Minor ready for big leagues

June 5, 2009

minor300x420ncaa.jpg(Photo by John Russell)

NASHVILLE, Tenn. (AP) — Mike Minor hopes he is the next Vanderbilt player to make it in the major leagues.

Minor thought long and hard before rejecting a $750,000 offer from Tampa Bay as a 13th-round pick coming out of high school in 2006.

“When you have that in your face, it’s kind of difficult to walk away from,” Minor said.

He’ll soon be glad he resisted that temptation.

After three years with the Commodores, Minor is expected to be a top-10 pick in Tuesday’s amateur draft — and could go as high as No. 3. Wherever he goes, it’s going to be for a lot more money.

Thanks in part to Jeremy Sowers, David Price and Pedro Alvarez.

All former Vanderbilt standouts, Sowers is now in Cleveland, Price was the top pick in 2007 and Alvarez was No. 2 overall a year ago.

“If there had not been a resume, I don’t know if we would’ve kept him or not,” said Vanderbilt coach Tim Corbin. “But we’ve shown that we can develop kids, and we’ve shown even the highly drafted kids better themselves after they come here.”

Mike and Shirley Minor also wanted their son in college instead of working his way through the minor leagues coming out of tiny Forrest High School in Chapel Hill, 45 minutes south of Nashville.

Corbin says Minor won’t be the minors long.

“He’s going to get to the big leagues quick because he can pitch,” Corbin said. “Mikey is a warrior. When he gets to the league my wife and I will be there to watch him … if we can get some tickets.”

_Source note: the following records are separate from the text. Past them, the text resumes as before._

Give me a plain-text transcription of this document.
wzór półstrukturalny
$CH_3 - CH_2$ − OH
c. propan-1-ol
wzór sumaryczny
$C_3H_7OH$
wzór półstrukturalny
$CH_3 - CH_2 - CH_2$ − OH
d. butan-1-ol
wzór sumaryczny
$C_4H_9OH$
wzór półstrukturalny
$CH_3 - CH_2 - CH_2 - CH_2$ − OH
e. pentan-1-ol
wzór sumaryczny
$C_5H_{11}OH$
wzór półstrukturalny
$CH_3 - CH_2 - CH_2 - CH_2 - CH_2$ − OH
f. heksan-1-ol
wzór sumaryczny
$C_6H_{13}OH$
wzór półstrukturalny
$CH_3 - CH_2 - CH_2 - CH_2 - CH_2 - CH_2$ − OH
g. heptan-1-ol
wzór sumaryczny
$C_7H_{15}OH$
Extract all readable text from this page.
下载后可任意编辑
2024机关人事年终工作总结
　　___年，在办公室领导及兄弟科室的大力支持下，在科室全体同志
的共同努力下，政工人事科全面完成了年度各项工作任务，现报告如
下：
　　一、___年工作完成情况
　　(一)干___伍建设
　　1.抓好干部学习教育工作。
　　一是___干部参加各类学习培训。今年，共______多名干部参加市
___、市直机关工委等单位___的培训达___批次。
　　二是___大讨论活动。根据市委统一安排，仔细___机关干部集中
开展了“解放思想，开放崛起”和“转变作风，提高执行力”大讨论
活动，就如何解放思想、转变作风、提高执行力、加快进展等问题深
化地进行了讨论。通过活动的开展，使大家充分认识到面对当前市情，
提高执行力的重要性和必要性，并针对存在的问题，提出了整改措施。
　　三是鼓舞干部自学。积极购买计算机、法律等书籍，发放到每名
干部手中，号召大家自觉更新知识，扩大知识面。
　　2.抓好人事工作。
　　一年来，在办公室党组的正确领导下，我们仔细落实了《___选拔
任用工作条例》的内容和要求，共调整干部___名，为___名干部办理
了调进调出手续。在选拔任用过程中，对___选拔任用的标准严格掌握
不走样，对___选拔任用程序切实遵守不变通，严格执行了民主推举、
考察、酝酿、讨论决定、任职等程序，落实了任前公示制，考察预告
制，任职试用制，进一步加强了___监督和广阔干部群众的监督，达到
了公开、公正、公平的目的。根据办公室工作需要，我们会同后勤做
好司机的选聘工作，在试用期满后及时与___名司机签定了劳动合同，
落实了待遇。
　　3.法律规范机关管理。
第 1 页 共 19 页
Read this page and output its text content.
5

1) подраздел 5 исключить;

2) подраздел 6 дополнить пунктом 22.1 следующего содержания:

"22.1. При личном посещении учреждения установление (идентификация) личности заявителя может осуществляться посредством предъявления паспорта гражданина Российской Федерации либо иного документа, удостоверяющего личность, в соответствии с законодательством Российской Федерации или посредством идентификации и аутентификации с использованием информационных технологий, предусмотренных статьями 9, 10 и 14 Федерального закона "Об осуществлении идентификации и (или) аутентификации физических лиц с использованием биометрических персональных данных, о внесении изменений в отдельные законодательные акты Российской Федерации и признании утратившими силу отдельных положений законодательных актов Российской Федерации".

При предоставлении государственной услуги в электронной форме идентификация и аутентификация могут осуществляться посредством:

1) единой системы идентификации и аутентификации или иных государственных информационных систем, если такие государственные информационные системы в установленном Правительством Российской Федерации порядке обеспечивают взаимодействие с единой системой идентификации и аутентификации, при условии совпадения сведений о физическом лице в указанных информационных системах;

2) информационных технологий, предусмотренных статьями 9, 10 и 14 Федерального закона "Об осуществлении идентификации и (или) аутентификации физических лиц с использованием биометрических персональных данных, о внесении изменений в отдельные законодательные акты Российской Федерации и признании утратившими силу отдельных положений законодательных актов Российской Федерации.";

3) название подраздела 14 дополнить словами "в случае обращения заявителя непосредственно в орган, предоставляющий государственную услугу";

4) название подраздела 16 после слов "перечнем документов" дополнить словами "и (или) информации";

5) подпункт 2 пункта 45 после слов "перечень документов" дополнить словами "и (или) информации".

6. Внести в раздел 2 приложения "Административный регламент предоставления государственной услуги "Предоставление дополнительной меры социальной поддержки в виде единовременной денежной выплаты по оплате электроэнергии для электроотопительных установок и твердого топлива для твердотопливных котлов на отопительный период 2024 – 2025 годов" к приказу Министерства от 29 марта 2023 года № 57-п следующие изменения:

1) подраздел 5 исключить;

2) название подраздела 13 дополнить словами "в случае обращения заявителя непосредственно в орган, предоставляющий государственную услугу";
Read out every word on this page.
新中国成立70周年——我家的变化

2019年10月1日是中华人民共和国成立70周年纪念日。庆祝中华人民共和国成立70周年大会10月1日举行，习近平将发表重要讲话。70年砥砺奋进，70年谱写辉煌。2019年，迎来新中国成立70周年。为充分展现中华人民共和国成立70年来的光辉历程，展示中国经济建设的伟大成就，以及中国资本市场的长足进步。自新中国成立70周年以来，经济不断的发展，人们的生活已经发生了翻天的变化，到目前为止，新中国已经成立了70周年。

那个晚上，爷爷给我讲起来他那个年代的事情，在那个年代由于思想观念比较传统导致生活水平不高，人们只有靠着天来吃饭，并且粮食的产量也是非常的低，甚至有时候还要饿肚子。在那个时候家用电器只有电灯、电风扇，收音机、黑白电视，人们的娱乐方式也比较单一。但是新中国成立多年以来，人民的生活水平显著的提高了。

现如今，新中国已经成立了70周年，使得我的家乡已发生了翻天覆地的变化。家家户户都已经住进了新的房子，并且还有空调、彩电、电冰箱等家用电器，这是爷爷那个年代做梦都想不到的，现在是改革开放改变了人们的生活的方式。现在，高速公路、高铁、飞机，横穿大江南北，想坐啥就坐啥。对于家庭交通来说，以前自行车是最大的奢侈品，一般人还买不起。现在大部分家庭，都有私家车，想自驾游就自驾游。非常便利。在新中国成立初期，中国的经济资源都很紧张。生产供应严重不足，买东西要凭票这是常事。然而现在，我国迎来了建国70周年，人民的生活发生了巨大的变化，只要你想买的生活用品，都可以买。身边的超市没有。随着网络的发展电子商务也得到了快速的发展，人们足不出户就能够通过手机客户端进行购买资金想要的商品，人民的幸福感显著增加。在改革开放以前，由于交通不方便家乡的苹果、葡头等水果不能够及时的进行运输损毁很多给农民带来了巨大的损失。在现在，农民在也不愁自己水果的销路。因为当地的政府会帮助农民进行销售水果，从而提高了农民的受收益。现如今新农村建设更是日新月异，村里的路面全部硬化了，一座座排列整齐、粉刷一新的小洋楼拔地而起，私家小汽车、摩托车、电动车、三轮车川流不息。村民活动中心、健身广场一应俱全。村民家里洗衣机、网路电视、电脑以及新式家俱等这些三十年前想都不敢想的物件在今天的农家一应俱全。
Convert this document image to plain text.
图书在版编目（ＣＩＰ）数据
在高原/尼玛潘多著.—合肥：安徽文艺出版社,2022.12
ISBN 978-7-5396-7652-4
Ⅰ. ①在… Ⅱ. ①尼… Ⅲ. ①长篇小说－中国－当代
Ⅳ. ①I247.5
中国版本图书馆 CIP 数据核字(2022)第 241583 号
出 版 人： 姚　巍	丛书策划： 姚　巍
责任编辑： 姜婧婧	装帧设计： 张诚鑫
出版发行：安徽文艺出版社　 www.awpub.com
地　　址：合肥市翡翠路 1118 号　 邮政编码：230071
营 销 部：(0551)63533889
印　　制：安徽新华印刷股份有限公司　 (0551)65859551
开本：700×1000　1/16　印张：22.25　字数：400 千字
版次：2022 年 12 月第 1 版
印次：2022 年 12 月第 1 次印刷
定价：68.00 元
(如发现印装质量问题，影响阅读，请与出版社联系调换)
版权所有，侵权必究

Minor is the sixth of seven children and it wasn’t easy making his mark in a big family.

“Lucky for him he was child No. 6,” his mother, Shirley, said with a laugh.

Playing professional baseball has been Minor’s goal since he was about 6.

All his older brothers and sisters played sports growing up, from football to basketball to wrestling or softball. But his mother said they weren’t as committed as her youngest son was to baseball.

“Mikey always looked at it like it was a job. He needed to go to practice. He needed to go to the game. He needed to be there. It was something very early on we knew it was what he wanted,” she said. “We did what we had to do. We worked as much as we could to make the money to where he needed to go because it was his dream.”

His father readily admits they probably couldn’t have done it if Minor had been among the middle children. Plus, he and his wife had watched their other children drift away from sports as they got older. So they tried to learn from those earlier experiences once they realized their youngest son’s dedication to baseball.

“It wasn’t as costly a burden on us as if all the kids were still at home,” his father said. “It helped him being one of the last boys going out of the household. It gives extra money to spend on him.”

And the Minors did just that.

His father got Minor pitching coaches starting when he was 12, got him on traveling teams and took his son to a couple of showcases including one in Florida, and college camps at Georgia, Mississippi and Vanderbilt.

The results were undeniable.

Minor won 12 of his 13 games as a senior via shutout and posted a ridiculous 0.08 ERA with 188 strikeouts in 86 innings in helping Forrest, a school with fewer than 400 students, to a state runner-up finish. He also played basketball all four years.

He arrived at Vanderbilt to compete in the Southeastern Conference and started as a freshman with his fastball and changeup. He went 9-1 with a 3.09 ERA. He added a slider for his sophomore season and a curveball for his junior year.

“He’s no longer that guy you can sit on a fastball and changeup,” Corbin said.

Minor also played for the USA National Team the past two summers, going 3-0 with a 0.75 ERA in 2008 with 37 strikeouts in 36 innings for a team that went 24-0. He was named 2008 Summer Player of the Year by Baseball America.

He also worked with Vanderbilt’s strength and pitching coaches on his fitness. Now the velocity on his fastball actually improves during a game instead of dropping off.

“He’s really, really trained his body well,” Corbin said. “He’s trained like an animal. The sacrifice he’s paid from weightlifting has really helped him in this field.”

Minor finished the NCAA tournament with a 6-6 record and 3.90 ERA — mostly a result of couple of tough outings. He gave up seven earned runs at South Carolina and five against Tennessee on May 15.

Each time, he came back with nine strong innings and victories. His best came May 20 to start the SEC tournament against top-seeded LSU in a 4-1 win that helped clinch a fourth straight NCAA tournament berth for the Commodores.

“I love the pressure. … That’s what I strive for in this game,” Minor said. “That’s why I play. That competition of playing the best team, pitching against the best team.”

That’s part of his perfectionist drive, his mother says.

“He’s always been his own worst critic, and he’s the one who beats himself up the most,” she said. “It’s good because it’s gotten him where he’s at now, keeps him focused.”